Kalangan Dewan soal PP No 06/2006
Walaupun belum resmi, namun internal kalangan DPRD Kota Mojokerto sudah menunjukkan sinyal satu suara mempertanyakan keberadaan Peraturan Pemerintah (PP) Nomor 06/2006 tentang Pengelolaan Barang Milik Negara/Daerah. Anggota dewan menilai, PP tersebut telah mengepras kewenangan dewan, sehingga keluarnya PP itu dikhawatirkan akan membuka peluang hilangnya sebagian besar aset milik Pemkot Mojokerto alias berpindah tangan.
Namun, sebelumnya mereka terlebih dulu tetap akan mengadakan rapat resmi, khusus membahas penyikapan terhadap aturan yang baru tersebut. Aturan itu dinilai dewan sebagai upaya memotong kewenangan dewan. Bahkan, terhadap hal itu, Noer Cholis, ketua DPRD Kota Mojokerto menganggap, dewan atau lembaga legislatif tak lebih hanya sebatas tukang stempel atau dok.
"Semuanya akan habis. PP itu jelas telah mengepras kewenangan dewan. Tak hanya menghabiskan kewenangan dewan, namun juga akan menghabiskan aset," katanya. Meskipun terhadap aset tertentu masih diberikan kewenangan. Tanah atau bangunan misalnya. Sesuai Pasal 46 ayat 3, bahwa yang tidak memerlukan persetujuan dewan di antaranya sudah tidak sesuai dengan tata ruang wilayah atau penataan kota dan diperuntukan bagi pegawai negeri.
Sejauh ini pihaknya secara resmi kelembagaan memang belum mengeluarkan penyikapan. Namun, diperkirakan bisa saja akan menempuh cara melayangkan surat ke yang bersangkutan mengeluarkan PP tersebut. "Secepatnya akan kami gelar rapat internal dan memutuskan penyikapan tersebut. Namun, yang jelas, dengan keluarnya PP ini, kewenangan dewan seolah sudah habis. Bagaimana tidak, untuk melakukan pemindahtanganan aset, cukup dari pengelola aset meminta persetujuan wali kota," katanya.

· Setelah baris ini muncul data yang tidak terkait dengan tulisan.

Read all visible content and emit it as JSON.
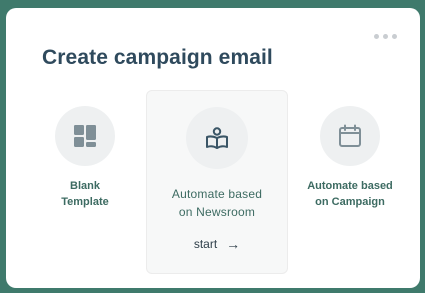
{
  "dialog": {
    "title": "Create campaign email",
    "more_icon": "more-horizontal-icon"
  },
  "options": {
    "blank": {
      "line1": "Blank",
      "line2": "Template",
      "icon": "layout-grid-icon"
    },
    "newsroom": {
      "line1": "Automate based",
      "line2": "on Newsroom",
      "icon": "book-reader-icon",
      "action_label": "start",
      "action_icon": "arrow-right-icon"
    },
    "campaign": {
      "line1": "Automate based",
      "line2": "on Campaign",
      "icon": "calendar-icon"
    }
  },
  "colors": {
    "background": "#3f7a6c",
    "title": "#2f4a5d",
    "accent": "#3d6b62",
    "icon_circle": "#eef0f1"
  }
}
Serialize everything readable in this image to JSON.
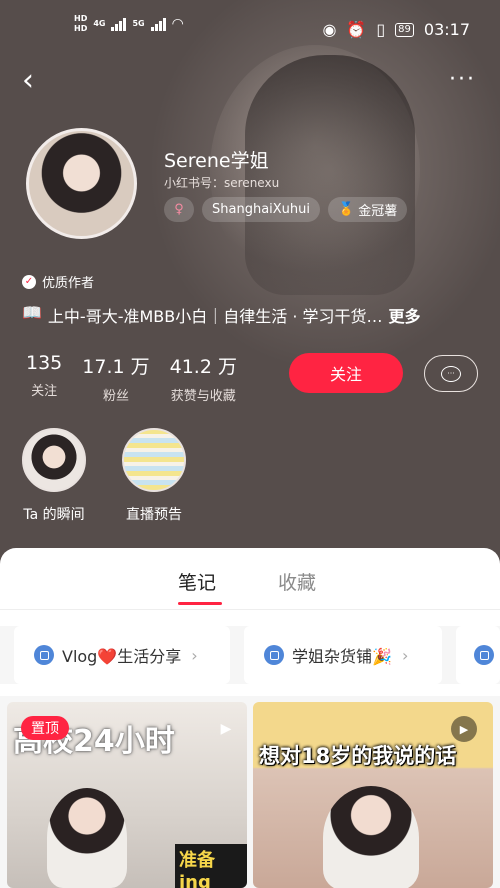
{
  "status": {
    "hd1": "HD",
    "hd2": "HD",
    "net1": "4G",
    "net2": "5G",
    "battery": "89",
    "time": "03:17"
  },
  "nav": {
    "back_glyph": "‹",
    "more_glyph": "···"
  },
  "profile": {
    "name": "Serene学姐",
    "id_label": "小红书号：serenexu",
    "gender_glyph": "♀",
    "location": "ShanghaiXuhui",
    "badge": "金冠薯",
    "quality_label": "优质作者",
    "bio_icon": "📖",
    "bio": "上中-哥大-准MBB小白｜自律生活 · 学习干货…",
    "bio_more": "更多"
  },
  "stats": [
    {
      "num": "135",
      "label": "关注"
    },
    {
      "num": "17.1 万",
      "label": "粉丝"
    },
    {
      "num": "41.2 万",
      "label": "获赞与收藏"
    }
  ],
  "actions": {
    "follow": "关注",
    "message_glyph": "···"
  },
  "highlights": [
    {
      "label": "Ta 的瞬间"
    },
    {
      "label": "直播预告"
    }
  ],
  "tabs": [
    {
      "label": "笔记",
      "active": true
    },
    {
      "label": "收藏",
      "active": false
    }
  ],
  "collections": [
    {
      "label": "Vlog❤️生活分享"
    },
    {
      "label": "学姐杂货铺🎉"
    }
  ],
  "notes": [
    {
      "pinned": "置顶",
      "title": "高校24小时",
      "sub": "准备ing",
      "play": "▶"
    },
    {
      "title": "想对18岁的我说的话",
      "play": "▶"
    }
  ],
  "colors": {
    "accent": "#ff2442",
    "chip_icon": "#4f86d8"
  }
}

Senada dengan itu, Riha Mustofa, wakil ketua DPRD Kota Mojokerto mengatakan, sekitar 75 persen aset yang dimiliki kota setelah keluarnya PP tersebut berpeluang bisa hilang. Bahkan, dirinya juga melihat adanya indikasi suasananya bakal dikembalikan seperti sebelumnya. "Sekarang ini saja pendataan aset belum semuanya tuntas, kok malah keluar aturan yang menurut saya justru malah membahayakan? Memang, kalau PP itu secara tegas telah mengepras kewenangan dewan, namun bagaimana jika dalam melakukan pemindatanganan aset dewan tidak ikut sama sekali, apa tidak malah habis?" katanya.
Pembacaan tersebut, menurut Riha, melihat dari karakter eksekutif kebanyakan. Pun sudah terbukti pada era sebelumnya, yang sampai sekarang dampaknya masih sangat dirasakan. "Apalagi jika tidak tentang keberadaan aset yang sekarang ini masih belum berhasil didata semuanya. Itu menunjukkan, aset yang dimiliki daerah tidak karu-karuan," katanya.